A (broad) : The lateral arms of a cross-head survive in two pieces. The shape of the head, type B9, is outlined by an incised moulding. The background is plain and smoothly dressed, and there is a naked torso with exaggeratedly extended arms in high relief. The arms sag, and the hand is open with the fingers splayed. There are faint traces of a loincloth on the figure.

B (narrow) : A four-stranded closed circuit plait, the strands median incised.

C (broad) : A 'spine-and-boss' motif (cruciform head-pattern, type 3b: Bailey and Cramp 1988, fig. 7), with the central boss much worn.
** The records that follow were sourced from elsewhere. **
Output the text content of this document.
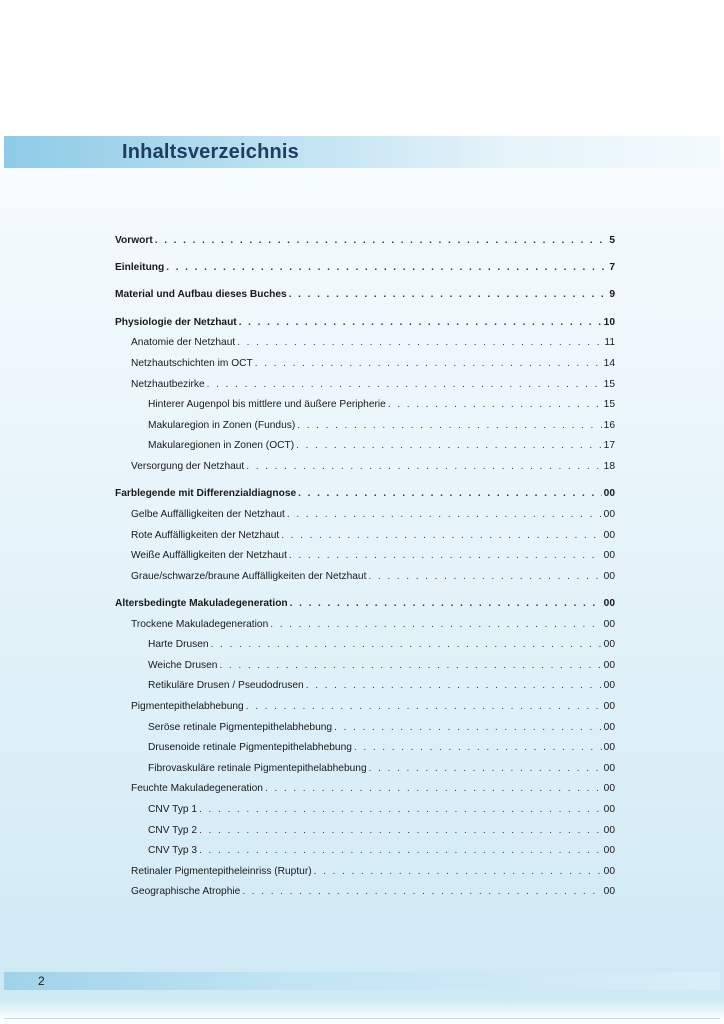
Inhaltsverzeichnis
Vorwort . . .	5
Einleitung . . .	7
Material und Aufbau dieses Buches . . .	9
Physiologie der Netzhaut . . .	10
Anatomie der Netzhaut . . .	11
Netzhautschichten im OCT . . .	14
Netzhautbezirke . . .	15
Hinterer Augenpol bis mittlere und äußere Peripherie . . .	15
Makularegion in Zonen (Fundus) . . .	16
Makularegionen in Zonen (OCT) . . .	17
Versorgung der Netzhaut . . .	18
Farblegende mit Differenzialdiagnose . . .	00
Gelbe Auffälligkeiten der Netzhaut . . .	00
Rote Auffälligkeiten der Netzhaut . . .	00
Weiße Auffälligkeiten der Netzhaut . . .	00
Graue/schwarze/braune Auffälligkeiten der Netzhaut . . .	00
Altersbedingte Makuladegeneration . . .	00
Trockene Makuladegeneration . . .	00
Harte Drusen . . .	00
Weiche Drusen . . .	00
Retikuläre Drusen / Pseudodrusen . . .	00
Pigmentepithelabhebung . . .	00
Seröse retinale Pigmentepithelabhebung . . .	00
Drusenoide retinale Pigmentepithelabhebung . . .	00
Fibrovaskuläre retinale Pigmentepithelabhebung . . .	00
Feuchte Makuladegeneration . . .	00
CNV Typ 1 . . .	00
CNV Typ 2 . . .	00
CNV Typ 3 . . .	00
Retinaler Pigmentepitheleinriss (Ruptur) . . .	00
Geographische Atrophie . . .	00
2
D (narrow) : A four-stranded median-incised plait, which is more irregular and more damaged than on face B.

Discussion

The carving of the figure is well modelled, and the cutting of the other faces is competent. Although there are no earlier 'loincloth' crucifixes in Yorkshire, this seems part of the Anglian tradition, looking back towards Rothbury 1, Northumberland (Cramp 1984, pl. 211, 1206), rather than showing the Hiberno-Norse influences seen at Kirklevington and elsewhere (Coatsworth 1979, I, 236). Since there is no indication that there were other figures attendant on Christ, Coatsworth has suggested that this demonstrates 'a development towards establishing the stone crucifix as a devotional object rather than a didactic one' (ibid., 235). The spine-and-boss motif is widely distributed in the northern sector of Yorkshire and in Cumbria (Chap. VI, p. 43).

R.C.

Date
Later ninth century
References
Morris, J. 1904, 54; Collingwood 1907, 272, 274, 280, 292, 329, figs. b–f on 325; Collingwood 1912, 111, 124; Collingwood 1913a, 173; Page, W. 1923, 229; Collingwood 1927a, 98, 100, fig. 122; Morris, J. 1931, 59; Kettlewell 1938, 2, 93, ill. on 2; Pevsner 1966, 173; Morris, C. 1976a, 142; Coatsworth 1979, I, 233–5, 236, 309, 310, 326, 328, II, 23, pls. 99, 100; Coatsworth 1987, 162, pl. XXXa–b; Lang 1991, 97
Endnotes
[1] The following are general references to the Great Ayton stones: ?Ord 1846, 134–5; (—) 1890–5c, lxxxviii; Hodges 1894, 195; Collingwood 1908, 120; Morris, J. 1931, 59, 417; Kettlewell 1938, 1–2, 93; Mee 1941, 95; Brown, M. 1979, 41.